Bundan 5 sene önce 35 tane zeytini 7,5 liraya satıyorduk şu anda 4 liraya alıcısı yok biraz biraz işte hareket yapmaya başladı. Bir de zeytincilikte üretim fazlalığı var. Şimdi bize en büyük darbeyi vuran Hatay, Akhisar ondan sonra Antep bu bölgeler bizim zeytinimiz üzerinden Tirilye Zeytini ,Gemlik Zeytini adıyla satıyorlar. Avrupa'ya ihraç edilen zeytinler Tirilye zeytini adı altında anılıyor ve onlar da bu bölgede üretiliyor. Bize çok darbe vuruyor bu durumlar bizim zeytinimizin raf ömrü mahsende bekleme ömrü Akhisar’dan Hatay'dan hepsinden fazla. 1 numaralı zeytin üretiliyor bu bölgede ama hepsi aynı kefeye konuluyor maalesef. Ülkemizde şu an 460.000 Ton sofralık zeytin üretiliyor bunun 170.000 tonu yani Tirilye tipi Mudanya, Orhangazi, Gemlik, İznik bu bölgede üretilen zeytinler. Ben Marmarabirlik’in 50.000 ton zeytin aldığına inanmıyorum. Büyük bir kısmını alan tüccarlar oluyor bu manada işte biz de tüccarın eline düşmüş oluyoruz maalesef. Sorun şu; ilaç, gübre, mazot tabi pahalı ama esas sıkıntı bizim ürünümüzün istikrarlı para yapmaması ülke şartlarına göre üzerine prim koymaması. Burada büyük sıkıntı yaşıyoruz. 7-8 lira ortalama ile ürünümüzü satabilsek mazot 7 lira olmuş 10 lira olmuş çok sıkıntı değil yani.

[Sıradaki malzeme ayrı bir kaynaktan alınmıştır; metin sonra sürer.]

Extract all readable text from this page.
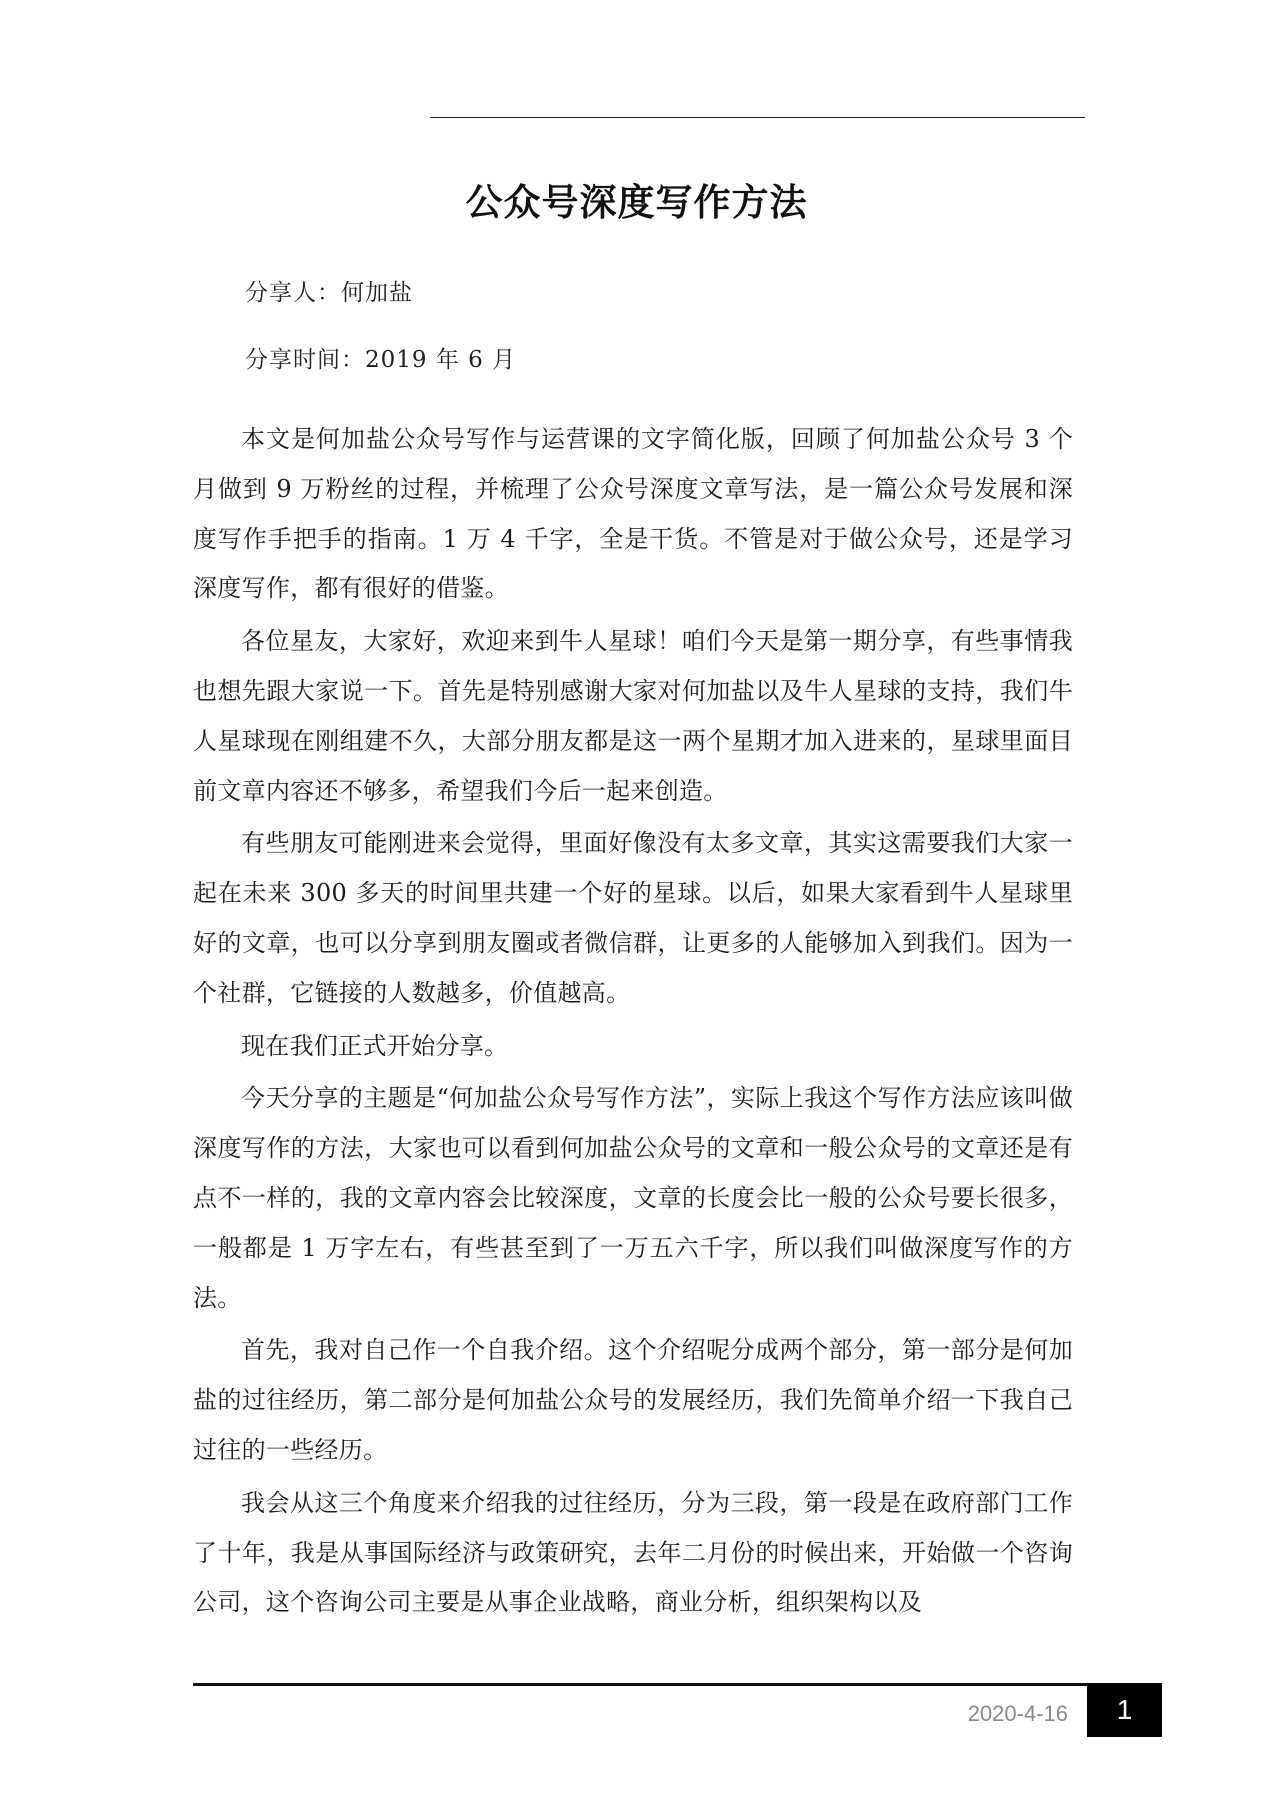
公众号深度写作方法

分享人：何加盐

分享时间：2019 年 6 月

本文是何加盐公众号写作与运营课的文字简化版，回顾了何加盐公众号 3 个月做到 9 万粉丝的过程，并梳理了公众号深度文章写法，是一篇公众号发展和深度写作手把手的指南。1 万 4 千字，全是干货。不管是对于做公众号，还是学习深度写作，都有很好的借鉴。

各位星友，大家好，欢迎来到牛人星球！咱们今天是第一期分享，有些事情我也想先跟大家说一下。首先是特别感谢大家对何加盐以及牛人星球的支持，我们牛人星球现在刚组建不久，大部分朋友都是这一两个星期才加入进来的，星球里面目前文章内容还不够多，希望我们今后一起来创造。

有些朋友可能刚进来会觉得，里面好像没有太多文章，其实这需要我们大家一起在未来 300 多天的时间里共建一个好的星球。以后，如果大家看到牛人星球里好的文章，也可以分享到朋友圈或者微信群，让更多的人能够加入到我们。因为一个社群，它链接的人数越多，价值越高。

现在我们正式开始分享。

今天分享的主题是“何加盐公众号写作方法”，实际上我这个写作方法应该叫做深度写作的方法，大家也可以看到何加盐公众号的文章和一般公众号的文章还是有点不一样的，我的文章内容会比较深度，文章的长度会比一般的公众号要长很多，一般都是 1 万字左右，有些甚至到了一万五六千字，所以我们叫做深度写作的方法。

首先，我对自己作一个自我介绍。这个介绍呢分成两个部分，第一部分是何加盐的过往经历，第二部分是何加盐公众号的发展经历，我们先简单介绍一下我自己过往的一些经历。

我会从这三个角度来介绍我的过往经历，分为三段，第一段是在政府部门工作了十年，我是从事国际经济与政策研究，去年二月份的时候出来，开始做一个咨询公司，这个咨询公司主要是从事企业战略，商业分析，组织架构以及

2020-4-16 1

• Peki Muhtarım marketlerde zeytinin fiyatı 20 lira 25 lira hatta 30 lira. Siz 7-8 liraya satıyoruz diyorsunuz nasıl oluyor bu?
7-8 Lira bizi kurtarır diyorum. 7-8 liraya almıyorlar keşke alsalar yani o paralar nerede. Burada sulama yok, her boydan çıkıyor. Burada barem ortalaması 30’la 40 arası. Fakat en kaliteli en güzel zeytinler burada üretiliyor.
MARMARABİRLİK POLİTİKALARINI GÖZDEN GEÇİRMELİ..
• Muhtarım yavaş yavaş röportajımızın sonuna gelmiş bulunmaktayız. Son olarak neler söylemek istersiniz? Neler eklemek istersiniz?
İnsanlarımız teveccüh ettiler bizi buraya seçtiler, ben onlara buradan teşekkür ediyorum. Başka da bir şey demiyorum onlar için çalışıyoruz zaten elimizden geldiğince. Biz de en büyük sıkıntı Marmarabirlik'in izlediği politika. Mudanya Belediyesi şu an hizmet vermeyebilir ama bir ay sonra, iki ay sonra verir. Büyükşehir belediyesi şu an vermez 5 ay sonra verir geç de olsa verir yani. Herkes sonuçta hizmet vermek ister ama bizim her gün uğraştığımız şey ana geçim kaynağımız zeytin işte biraz da incir var. Marmarabirlik’ten beklentimiz çok fazla bizim atalarımız kurmuş bu birliği Mudanya kurucusu bugün Mudanya'daki depoları bizim atalarımız kurmuşlar ama her geçen sene bizim zeytinlerimiz maalesef yağa gidiyor. Bunların sona erdirilmesi ve insanlarımızın zeytinden para kazanmasının çok önemli olduğunu söylemek istiyorum ve dediğim gibi başta Çepni Mahallesi sakinleri olmak üzere bütün Mudanyalılara ve bütün Bursalılara buradan sevgilerimi selamlarımı iletmek istiyorum esenlikler diliyorum.